What I need is a woman (sorry to be sexist, but there are certain areas in which tradition counts) who is preferably aged between 35 and 55, a little on the corpulent side so as to look correct in an apron, possessed of her own teeth to obviate the possibility that she might have been handling dentures, speaks with a warm and homely West Country accent, and is prepared to call me ‘sir.’ The latter requirement is so that I can instruct her: ‘Please, Mrs Miggins, there’s no need for such formality. Please do address me as Mr JJ.’ And then she can say ‘Very well, sir, if you say so. You’re a very fine and kind gentleman, if you’ll pardon my being so bold, and it is a pleasure to be in your employ.’ And then all will be right with the world and the grandfather clock in the corner will chime its approbation with greater gusto than usual.

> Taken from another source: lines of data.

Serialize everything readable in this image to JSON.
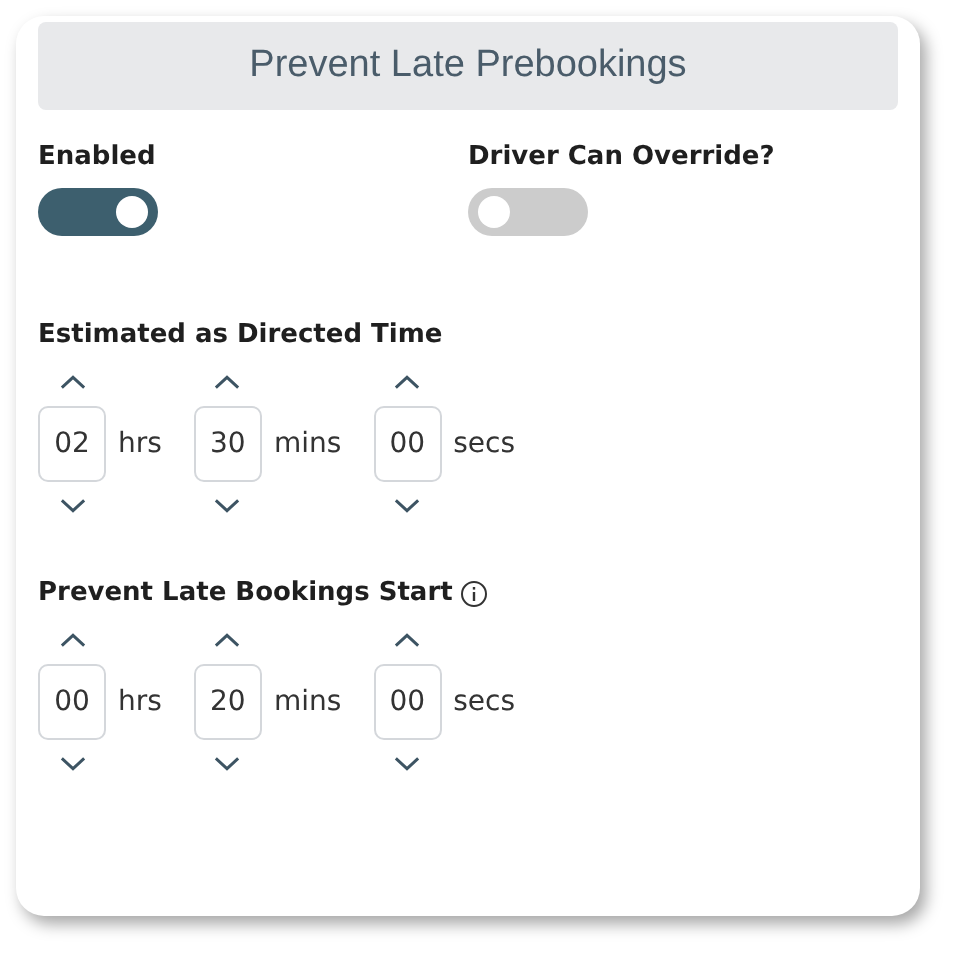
{
  "title": "Prevent Late Prebookings",
  "toggles": [
    {
      "label": "Enabled",
      "on": true
    },
    {
      "label": "Driver Can Override?",
      "on": false
    }
  ],
  "time_groups": [
    {
      "label": "Estimated as Directed Time",
      "info": false,
      "fields": [
        {
          "value": "02",
          "unit": "hrs"
        },
        {
          "value": "30",
          "unit": "mins"
        },
        {
          "value": "00",
          "unit": "secs"
        }
      ]
    },
    {
      "label": "Prevent Late Bookings Start",
      "info": true,
      "fields": [
        {
          "value": "00",
          "unit": "hrs"
        },
        {
          "value": "20",
          "unit": "mins"
        },
        {
          "value": "00",
          "unit": "secs"
        }
      ]
    }
  ]
}
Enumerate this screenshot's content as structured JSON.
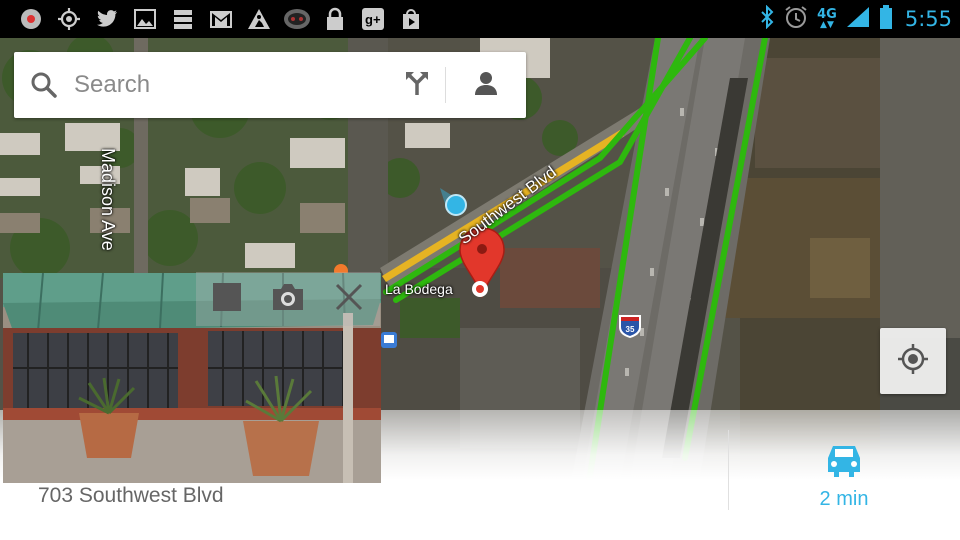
{
  "status_bar": {
    "time": "5:55",
    "network": "4G",
    "notification_icons": [
      "record-icon",
      "gps-icon",
      "twitter-icon",
      "gallery-icon",
      "list-icon",
      "gmail-icon",
      "construction-icon",
      "voicemail-icon",
      "lock-icon",
      "google-plus-icon",
      "play-store-icon"
    ],
    "system_icons": [
      "bluetooth-icon",
      "alarm-icon",
      "signal-icon",
      "battery-icon"
    ],
    "accent_color": "#33b5e5"
  },
  "search": {
    "placeholder": "Search"
  },
  "map": {
    "streets": {
      "madison": "Madison Ave",
      "southwest": "Southwest Blvd"
    },
    "poi": {
      "name": "La Bodega"
    },
    "highway_shield": "35",
    "traffic_color": "#2eb80e"
  },
  "place_sheet": {
    "address": "703 Southwest Blvd",
    "drive_time": "2 min"
  }
}
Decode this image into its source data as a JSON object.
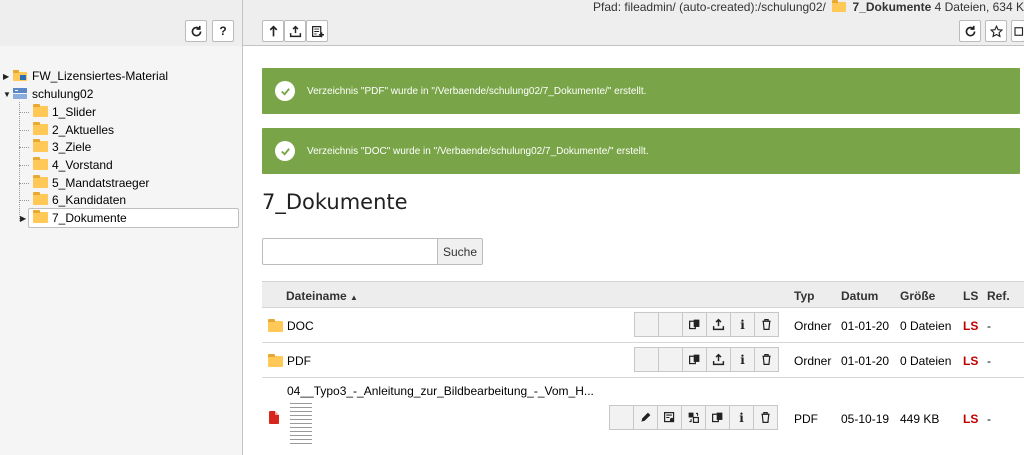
{
  "header": {
    "path_label": "Pfad: fileadmin/ (auto-created):/schulung02/",
    "current_folder": "7_Dokumente",
    "summary": "4 Dateien, 634 K"
  },
  "tree": {
    "root_items": [
      {
        "label": "FW_Lizensiertes-Material"
      },
      {
        "label": "schulung02"
      }
    ],
    "children": [
      {
        "label": "1_Slider"
      },
      {
        "label": "2_Aktuelles"
      },
      {
        "label": "3_Ziele"
      },
      {
        "label": "4_Vorstand"
      },
      {
        "label": "5_Mandatstraeger"
      },
      {
        "label": "6_Kandidaten"
      },
      {
        "label": "7_Dokumente"
      }
    ]
  },
  "messages": [
    {
      "text": "Verzeichnis \"PDF\" wurde in \"/Verbaende/schulung02/7_Dokumente/\" erstellt."
    },
    {
      "text": "Verzeichnis \"DOC\" wurde in \"/Verbaende/schulung02/7_Dokumente/\" erstellt."
    }
  ],
  "page_title": "7_Dokumente",
  "search": {
    "value": "",
    "button": "Suche"
  },
  "table": {
    "columns": {
      "name": "Dateiname",
      "sort": "▲",
      "type": "Typ",
      "date": "Datum",
      "size": "Größe",
      "ls": "LS",
      "ref": "Ref."
    },
    "rows": [
      {
        "name": "DOC",
        "type": "Ordner",
        "date": "01-01-20",
        "size": "0 Dateien",
        "ls": "LS",
        "ref": "-"
      },
      {
        "name": "PDF",
        "type": "Ordner",
        "date": "01-01-20",
        "size": "0 Dateien",
        "ls": "LS",
        "ref": "-"
      },
      {
        "name": "04__Typo3_-_Anleitung_zur_Bildbearbeitung_-_Vom_H...",
        "type": "PDF",
        "date": "05-10-19",
        "size": "449 KB",
        "ls": "LS",
        "ref": "-"
      }
    ]
  },
  "icons": {
    "info_glyph": "i",
    "help_glyph": "?"
  },
  "colors": {
    "flash_ok": "#79a548",
    "ls_red": "#c00000",
    "folder": "#ffc857"
  }
}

As for the repertoire of puddings for which her culinary skill is famed in local parts, it must include jam roly-poly (steamed, not baked, and brought to the table in a cotton sleeve so as to smell of washday only a bit different), oven-baked milk puddings with bits of yellow stuff floating on the top which is probably butter (I’m working from childhood memory here), spotted dick with lots of currants so I can make rude jokes about it when I think nobody is listening (as I did at school once when I was about 8 and got sent to the head for punishment), fruit pies with shortcrust pastry so short that you don’t have to chew it because it melts first, proper trifles with lots of fresh cream and stiff custard and just the right amount of distilled liquor added to the breadcrumbs (not sponge because sponge tends to set off my occasional gluten intolerance), cheese scones made with strong Cheddar cheese, and baked Alaska because I’ve never had it and always wanted to.
(And if she can make Australian apple pie, so much the better. One of my partners made an Australian apple pie once and I remember liking it very much. I don’t remember why I liked it very much, but I do remember that it was nicer than ordinary apple pie.)
And I forgot to mention that she must be able to make excellent custard that is thick, creamy, and has a colour approximating to the yellow of a buttercup or maybe just a little darker. Oh, and she must be prepared to do the washing up afterwards.
That will do for now. Maybe I’d better start scouting around for a second-hand grandfather clock.